15a) Entrés auprès de la mère de notre Seigneur et Dieu, nous dîmes en nous prosternant : « Ne t'effraie pas et ne t'afflige pas. Le Seigneur Dieu, qui est né de toi, te fera sortir glorieusement de ce monde. » Et elle, se réjouissant en Dieu son Sauveur, se dressa sur son lit et dit aux apôtres : « Maintenant, je crois que notre Maître et Dieu vient des cieux, et je le contemple ; ainsi, puisque je vous ai vus arriver, je quitte cette vie. Pourtant, je veux que vous me disiez comment vous avez eu connaissance de mon départ et comment vous êtes arrivés auprès de moi, et de quelles régions et en combien de temps vous êtes venus, puisque vous vous êtes tant hâtés pour me rendre visite.

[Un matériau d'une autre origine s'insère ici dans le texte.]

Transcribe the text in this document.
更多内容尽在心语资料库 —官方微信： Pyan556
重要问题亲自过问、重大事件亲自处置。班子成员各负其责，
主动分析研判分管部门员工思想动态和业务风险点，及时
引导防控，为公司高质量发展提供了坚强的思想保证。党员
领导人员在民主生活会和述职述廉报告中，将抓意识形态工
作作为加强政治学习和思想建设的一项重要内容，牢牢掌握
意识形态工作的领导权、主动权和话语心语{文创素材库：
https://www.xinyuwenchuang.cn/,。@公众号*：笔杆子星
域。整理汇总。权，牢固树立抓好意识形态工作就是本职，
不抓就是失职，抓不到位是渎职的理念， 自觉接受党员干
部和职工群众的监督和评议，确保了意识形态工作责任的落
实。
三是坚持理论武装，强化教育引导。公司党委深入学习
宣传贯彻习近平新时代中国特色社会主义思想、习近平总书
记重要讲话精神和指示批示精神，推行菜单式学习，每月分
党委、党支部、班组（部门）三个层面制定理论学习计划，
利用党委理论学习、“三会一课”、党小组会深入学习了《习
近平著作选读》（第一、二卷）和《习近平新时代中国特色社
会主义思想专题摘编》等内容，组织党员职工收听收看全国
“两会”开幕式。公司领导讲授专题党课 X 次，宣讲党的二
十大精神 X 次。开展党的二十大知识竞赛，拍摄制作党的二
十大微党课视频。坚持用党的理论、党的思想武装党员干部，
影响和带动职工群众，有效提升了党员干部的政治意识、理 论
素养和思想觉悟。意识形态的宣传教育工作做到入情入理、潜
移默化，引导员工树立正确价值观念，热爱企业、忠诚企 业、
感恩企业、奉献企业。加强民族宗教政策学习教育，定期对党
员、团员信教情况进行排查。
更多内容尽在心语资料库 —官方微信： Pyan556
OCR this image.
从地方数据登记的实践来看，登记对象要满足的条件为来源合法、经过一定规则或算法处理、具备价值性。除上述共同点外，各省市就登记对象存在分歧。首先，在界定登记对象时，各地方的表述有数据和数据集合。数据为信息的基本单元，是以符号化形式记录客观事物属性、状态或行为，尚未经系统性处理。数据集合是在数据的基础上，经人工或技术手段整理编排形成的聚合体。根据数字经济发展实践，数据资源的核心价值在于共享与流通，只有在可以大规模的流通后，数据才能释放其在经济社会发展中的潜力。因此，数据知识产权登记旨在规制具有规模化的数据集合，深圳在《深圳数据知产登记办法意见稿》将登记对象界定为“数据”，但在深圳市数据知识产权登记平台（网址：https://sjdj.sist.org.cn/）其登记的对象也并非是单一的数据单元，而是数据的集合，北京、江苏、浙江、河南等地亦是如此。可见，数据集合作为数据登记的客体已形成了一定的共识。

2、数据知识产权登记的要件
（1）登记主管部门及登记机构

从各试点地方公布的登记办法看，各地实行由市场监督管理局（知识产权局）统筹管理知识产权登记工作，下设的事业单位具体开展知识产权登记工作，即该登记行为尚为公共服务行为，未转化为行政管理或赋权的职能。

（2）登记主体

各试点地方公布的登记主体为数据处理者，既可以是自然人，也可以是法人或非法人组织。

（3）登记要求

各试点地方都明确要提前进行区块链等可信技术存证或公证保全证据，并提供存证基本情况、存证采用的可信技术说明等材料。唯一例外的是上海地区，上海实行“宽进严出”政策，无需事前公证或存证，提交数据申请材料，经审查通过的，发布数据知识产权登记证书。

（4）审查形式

En effet, il ne me l'a pas caché, celui qui est né de moi, notre Seigneur Jésus-Chrait, le Dieu de toutes choses, car j'ai toujours cru, comme je crois encore, que c'est lui le Fils du Très-Haut. »

16) Pierre répondit en disant aux autres apôtres : « Que chacun raconte à la mère de notre Seigneur ce que le Saint-Esprit nous a annoncé et ordonné. »

17) Et moi, Jean, je répondis par ces mots : « J'étais en train d'approcher du saint autel, à Ephèse, pour servir le Seigneur, lorsque le Saint-Esprit me dit : « Le moment du départ de la mère de ton Seigneur est arrivé. Va à Bethléem pour la saluer. » Une nuée lumineuse m'enleva et me déposa à la porte de la maison où tu demeures. »

18) Et Pierre répondit : « Et moi, me trouvant à Rome, à l'aube, j'entendis une voix venant du Saint-Esprit me disant : « La mère de ton Seigneur doit partir. Le temps est proche. Va à Bethléem pour la saluer. « Et voici qu'une nuée lumineuse m'enleva, je vis les autres apôtres, qui venaient vers moi sur des nuées, et j'entendis une voix, qui me dit : " Partez tous à Bethléem. " »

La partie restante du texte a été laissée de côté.